I still had a bandage on my head when I walked out to the reception area, though my arm felt well enough that I could leave that bandage off. It was six in the afternoon, and the hotel and lobby were quiet. Tourist season was winding down, and we weren’t full, which was fine with me today.
Cassandra sat behind the reception desk at her computer. The bruise she’d sustained in the fight with Pamela was gone, probably magicked away. She wore an elegant black silk pantsuit with a rust-colored blouse, her blond hair in its usual French braid.
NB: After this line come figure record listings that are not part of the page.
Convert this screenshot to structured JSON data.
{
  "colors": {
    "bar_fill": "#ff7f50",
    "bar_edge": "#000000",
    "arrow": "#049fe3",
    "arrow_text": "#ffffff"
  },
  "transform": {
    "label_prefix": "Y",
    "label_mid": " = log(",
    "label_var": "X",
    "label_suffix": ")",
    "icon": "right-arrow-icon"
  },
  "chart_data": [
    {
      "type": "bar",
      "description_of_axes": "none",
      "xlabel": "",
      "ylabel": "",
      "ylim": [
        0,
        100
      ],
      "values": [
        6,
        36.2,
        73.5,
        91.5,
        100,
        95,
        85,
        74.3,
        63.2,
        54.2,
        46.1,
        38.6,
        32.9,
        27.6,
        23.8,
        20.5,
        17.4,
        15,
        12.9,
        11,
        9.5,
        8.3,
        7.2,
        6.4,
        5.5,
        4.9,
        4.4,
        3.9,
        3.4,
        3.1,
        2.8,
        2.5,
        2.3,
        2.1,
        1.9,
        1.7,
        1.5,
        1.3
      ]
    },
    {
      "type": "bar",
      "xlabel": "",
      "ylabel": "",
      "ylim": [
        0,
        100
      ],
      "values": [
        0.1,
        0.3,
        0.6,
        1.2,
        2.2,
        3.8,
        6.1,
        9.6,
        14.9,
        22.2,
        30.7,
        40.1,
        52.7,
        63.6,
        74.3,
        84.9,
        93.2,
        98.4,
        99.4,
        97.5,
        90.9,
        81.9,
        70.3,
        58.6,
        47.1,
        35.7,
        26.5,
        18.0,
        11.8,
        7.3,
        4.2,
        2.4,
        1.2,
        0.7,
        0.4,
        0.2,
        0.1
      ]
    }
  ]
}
A pair of tasteful silver and onyx earrings clasped her lobes, and she wore one silver ring with Hopi designs on her middle finger.
“Mick told me about the rescue and the demon attack,” Cassandra said, flicking me a glance from her screen. “Are you all right?”
I wondered how much Mick had related about my role in it, but Cassandra only looked concerned. “I’ll live.” I shrugged. “Where is Mick?”
Cassandra had gotten used to the fact that I didn’t always know where my boyfriend was. “He said he had errands to run in Flat Mesa.”
Fine. He might believe the dragons wouldn’t capture him again, but I still worried.
“Any disasters here?” I asked Cassandra.
“Depends on what you mean by disaster. Had a problem with a faucet in room six, but Fremont fixed it. I was just paying his invoice. But the magic mirror did run off one of the guests last night.”